In basement, garage and workshop
- Are fuses the correct size for the circuit? The wrong size fuse can allow too much current to flow and cause the wiring to overheat, creating a fire hazard. Install the correct size. If correct size is unknown, have an electrician identify and label the size to be used.
- Do you periodically turn circuit breakers off and on? Circuit breakers must be exercised periodically to make sure they have not become stuck and to keep them in good working order. Appliances with compressor motors can be damaged by repeated power interruptions if you don’t turn them off. Turn off the freezer, refrigerator, and air conditioner. Flip each circuit breaker off and on three times. Do this at least once a year.
- If Arc Fault Circuit Interrupters (AFCIs) are installed, are they tested periodically? Test AFCIs monthly.
- Are all cord connected power tools equipped with 3-prong plugs or marked to indicate they are double insulated? These safety features reduce the risk of electric shock and electrocution. Metal-cased electrical tools without proper grounding become more dangerous as old internal insulation wears and cracks. Portable GFCIs are as effective as installed GFCIs. Consider replacing older tools lacking these safety features. At the very least, make sure to plug them into a working GFCI outlet when using them.
- Does each outlet have its own weatherproof cover? Moisture can get into outside outlets and cause a malfunction, which can pose a possible shock or fire hazard. Most covers don’t keep water out when a cord is plugged into them, because the water drips between the plug and outlet. Have weatherproof covers installed and keep them closed on unused outlets. If outlets must be used in wet weather, install a “weatherproof while in use” cover.

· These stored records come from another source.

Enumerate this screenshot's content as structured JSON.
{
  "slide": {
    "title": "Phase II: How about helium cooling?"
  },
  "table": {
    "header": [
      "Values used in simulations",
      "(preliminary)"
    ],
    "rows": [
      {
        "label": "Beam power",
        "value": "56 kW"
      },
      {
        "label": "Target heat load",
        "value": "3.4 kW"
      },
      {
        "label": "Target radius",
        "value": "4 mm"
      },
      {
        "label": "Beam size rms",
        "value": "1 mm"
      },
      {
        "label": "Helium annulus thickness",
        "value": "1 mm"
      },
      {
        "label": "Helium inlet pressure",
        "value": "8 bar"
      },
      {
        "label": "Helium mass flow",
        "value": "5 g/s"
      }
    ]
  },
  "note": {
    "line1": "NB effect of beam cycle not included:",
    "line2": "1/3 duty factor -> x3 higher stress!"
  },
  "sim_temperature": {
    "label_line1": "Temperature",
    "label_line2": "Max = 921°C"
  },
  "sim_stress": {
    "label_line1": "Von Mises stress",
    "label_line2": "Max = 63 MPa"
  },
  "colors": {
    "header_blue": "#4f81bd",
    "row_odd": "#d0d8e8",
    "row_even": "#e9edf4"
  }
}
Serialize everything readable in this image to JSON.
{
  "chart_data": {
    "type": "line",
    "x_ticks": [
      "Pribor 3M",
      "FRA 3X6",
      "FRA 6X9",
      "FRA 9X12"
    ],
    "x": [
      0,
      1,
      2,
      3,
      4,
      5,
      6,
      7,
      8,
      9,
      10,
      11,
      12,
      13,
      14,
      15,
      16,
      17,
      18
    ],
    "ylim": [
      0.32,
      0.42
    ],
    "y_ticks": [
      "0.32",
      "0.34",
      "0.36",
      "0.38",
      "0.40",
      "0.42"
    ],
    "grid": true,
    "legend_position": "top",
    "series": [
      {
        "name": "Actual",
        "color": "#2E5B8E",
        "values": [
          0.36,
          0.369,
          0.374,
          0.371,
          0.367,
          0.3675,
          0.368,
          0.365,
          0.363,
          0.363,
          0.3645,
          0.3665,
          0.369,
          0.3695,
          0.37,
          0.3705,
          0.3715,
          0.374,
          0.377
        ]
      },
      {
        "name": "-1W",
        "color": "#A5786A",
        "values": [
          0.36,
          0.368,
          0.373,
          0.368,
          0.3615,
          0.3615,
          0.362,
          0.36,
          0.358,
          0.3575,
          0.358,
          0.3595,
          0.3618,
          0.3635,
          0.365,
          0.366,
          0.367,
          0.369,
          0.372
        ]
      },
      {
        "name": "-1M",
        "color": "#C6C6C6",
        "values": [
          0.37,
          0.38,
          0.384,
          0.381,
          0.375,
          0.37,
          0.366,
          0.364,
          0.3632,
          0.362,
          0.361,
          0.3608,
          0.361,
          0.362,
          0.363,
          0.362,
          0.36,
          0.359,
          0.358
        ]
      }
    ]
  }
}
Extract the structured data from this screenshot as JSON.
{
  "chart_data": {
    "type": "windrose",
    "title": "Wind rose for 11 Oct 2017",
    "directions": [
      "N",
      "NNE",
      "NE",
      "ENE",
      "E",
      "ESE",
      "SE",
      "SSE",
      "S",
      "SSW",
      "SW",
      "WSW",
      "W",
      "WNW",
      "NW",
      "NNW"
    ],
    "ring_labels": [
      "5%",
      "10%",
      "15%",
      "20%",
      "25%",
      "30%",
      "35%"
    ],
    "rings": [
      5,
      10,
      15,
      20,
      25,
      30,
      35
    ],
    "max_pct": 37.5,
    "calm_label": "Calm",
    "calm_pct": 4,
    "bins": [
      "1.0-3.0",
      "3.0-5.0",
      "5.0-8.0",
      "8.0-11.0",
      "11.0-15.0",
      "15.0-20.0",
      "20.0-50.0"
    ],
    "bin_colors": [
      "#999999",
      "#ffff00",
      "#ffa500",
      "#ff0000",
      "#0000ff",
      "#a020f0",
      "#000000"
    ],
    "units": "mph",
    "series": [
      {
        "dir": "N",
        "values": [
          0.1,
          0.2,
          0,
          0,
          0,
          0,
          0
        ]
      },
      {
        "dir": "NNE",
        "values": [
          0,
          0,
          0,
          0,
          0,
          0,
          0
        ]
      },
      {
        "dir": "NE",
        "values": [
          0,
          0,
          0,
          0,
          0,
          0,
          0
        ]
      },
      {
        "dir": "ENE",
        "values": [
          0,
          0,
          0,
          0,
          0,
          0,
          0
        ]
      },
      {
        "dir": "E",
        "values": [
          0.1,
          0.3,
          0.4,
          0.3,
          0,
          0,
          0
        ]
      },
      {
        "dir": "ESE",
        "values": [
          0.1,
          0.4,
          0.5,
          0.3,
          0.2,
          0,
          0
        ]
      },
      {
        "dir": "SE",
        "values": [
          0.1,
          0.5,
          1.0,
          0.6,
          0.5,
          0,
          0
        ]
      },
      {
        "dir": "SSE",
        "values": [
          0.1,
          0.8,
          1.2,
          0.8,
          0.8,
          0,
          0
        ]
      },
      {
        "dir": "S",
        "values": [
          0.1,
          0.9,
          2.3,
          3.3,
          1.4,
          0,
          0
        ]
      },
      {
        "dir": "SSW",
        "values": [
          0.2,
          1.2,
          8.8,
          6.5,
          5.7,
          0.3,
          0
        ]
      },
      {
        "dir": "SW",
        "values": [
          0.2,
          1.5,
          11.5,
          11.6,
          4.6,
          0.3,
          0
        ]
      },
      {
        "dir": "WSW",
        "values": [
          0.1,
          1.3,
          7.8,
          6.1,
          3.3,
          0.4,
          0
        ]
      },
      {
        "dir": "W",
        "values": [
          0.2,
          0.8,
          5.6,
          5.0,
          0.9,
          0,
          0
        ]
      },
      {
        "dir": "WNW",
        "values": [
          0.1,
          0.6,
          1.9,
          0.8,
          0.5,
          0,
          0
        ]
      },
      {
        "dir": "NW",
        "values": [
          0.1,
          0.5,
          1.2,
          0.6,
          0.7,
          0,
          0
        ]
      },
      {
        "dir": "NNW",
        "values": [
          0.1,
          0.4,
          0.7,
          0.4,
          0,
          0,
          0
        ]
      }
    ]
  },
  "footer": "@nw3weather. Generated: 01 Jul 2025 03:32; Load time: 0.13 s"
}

- Are extension cords marked specifically for outdoor use? Cords made for indoor use will not withstand the temperature, humidity, and mechanical stresses of outdoor use. Indoor cords are more easily damaged and could become fire or shock hazards when used outdoors. Replace with extension cords marked for outdoor use
- Is any electrical equipment used outdoors or around a swimming pool, spa or hot tub? Electrical products, even those in plastic or “double insulated” cases, can leak electrical current if they become wet from rain or splashing or have fallen into water. If they are wet, they are a serious shock or electrocution hazard. Make sure all electrical equipment stays dry. Plug power cords only into working GFCI outlets. Unplug the equipment if it gets wet or immersed in the water before you try to “rescue” it.